The name was ironic, and the improvisational christening was jokily pretentious, but still, Julie Jacobson thought, they were interesting. These teenagers around her, all of them from New York City, were like royalty and French movie stars, with a touch of something papal. Everyone at this camp was supposedly artistic, but here, as far as she could tell, was the hot little nucleus of the place. She had never met anyone like these people; they were interesting compared not only with the residents of Underhill, the New York suburb where she'd lived since birth, but also compared with what was generally out there, which at the moment seemed baggy suited, nefarious, thoroughly repulsive.
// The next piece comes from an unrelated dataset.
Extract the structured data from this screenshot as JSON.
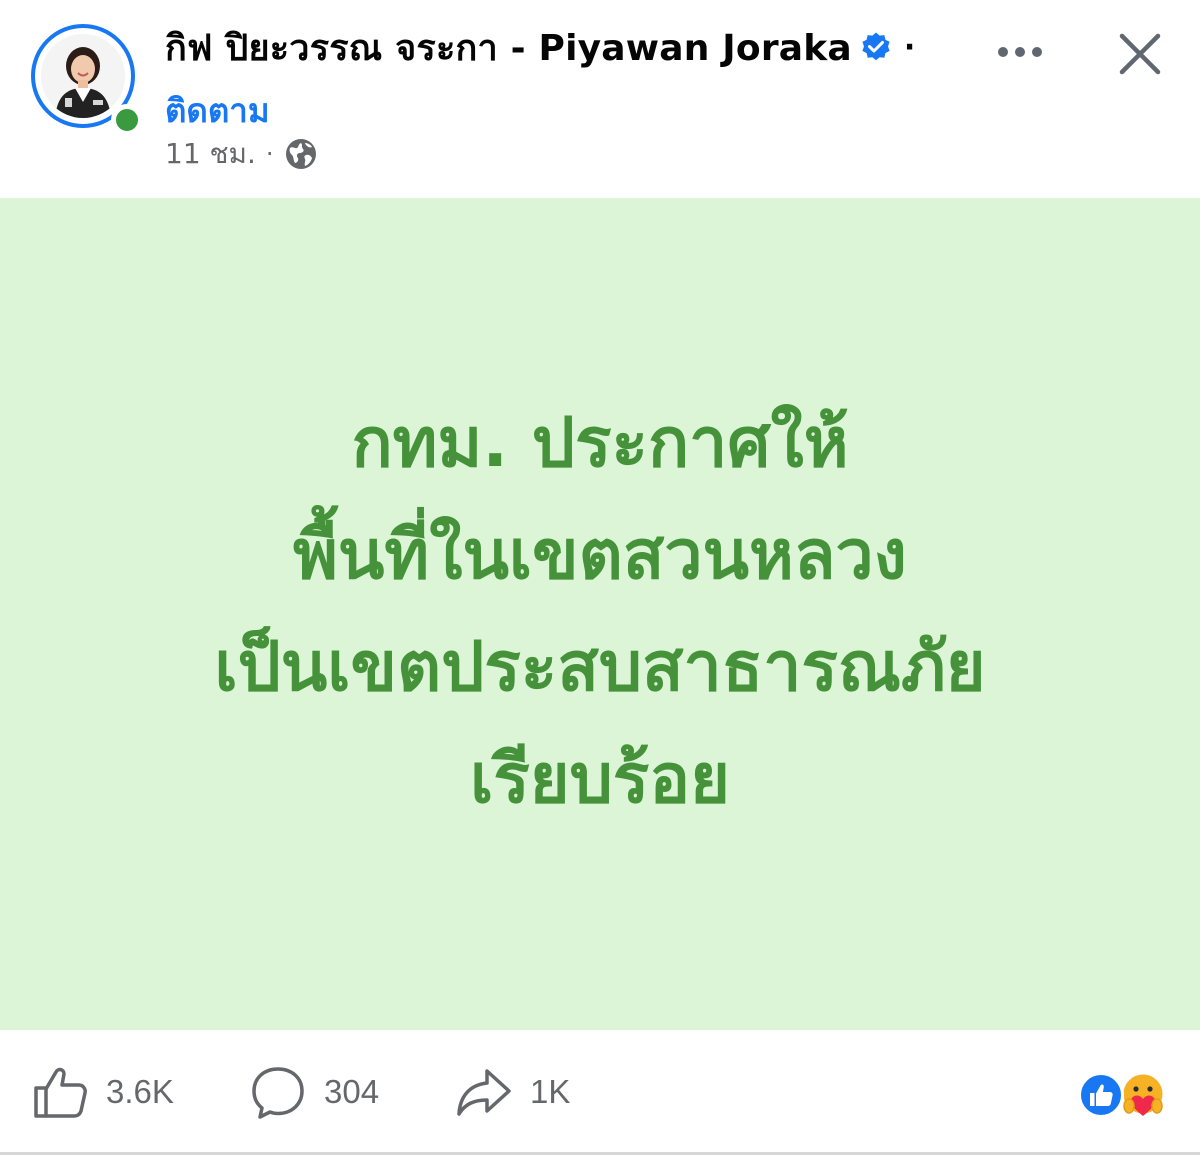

Briefly, in that summer of 1974, when she or any of them looked up from the deep, stuporous concentration of their one- act plays and animation cels and dance sequences and acoustic guitars, they found themselves staring into a horrible doorway, and so they quickly turned away. Two boys at camp had copies of All the President's Men on the shelves above their beds, beside big aerosol cans of Off! and small bottles of benzoyl peroxide meant to dash flourishing, excitable acne. The book had come out not long before camp began, and at night when the teepee talk wound down into sleep or rhythmic, crickety masturbation, they would read by flashlight. Can you believe those fuckers? they thought.
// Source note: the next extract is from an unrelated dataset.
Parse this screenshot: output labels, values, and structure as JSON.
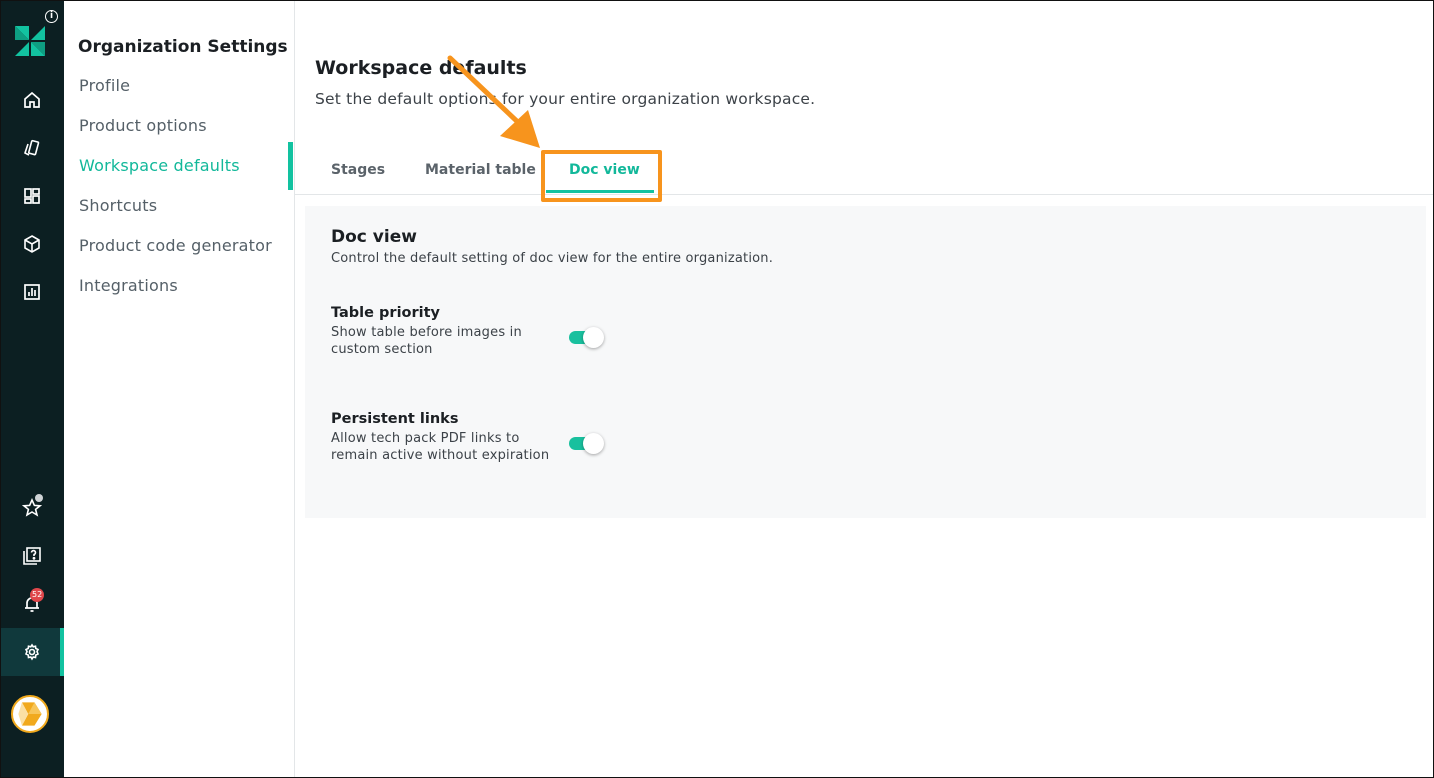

This was the world they were meant to enter: a world of fuckers. Julie Jacobson and the others paused before the doorway to that world, and what were they supposed to do—just walk through it? Later in the summer Nixon would lurch away, leaving his damp slug trail, and the entire camp would watch on an old Panasonic that had been trundled into the dining hall by the owners, Manny and Edie Wunderlich, two aging Socialists who were legendary in the small, diminishing world of aging Socialists.

Now they were gathering because the world was unbearable, and they themselves were not. Julie allowed herself another slight degree of movement, crossing and recrossing her arms. But still no one turned and insisted on knowing who had invited this awkward, redheaded, blotchy girl in. Still no one asked her to leave.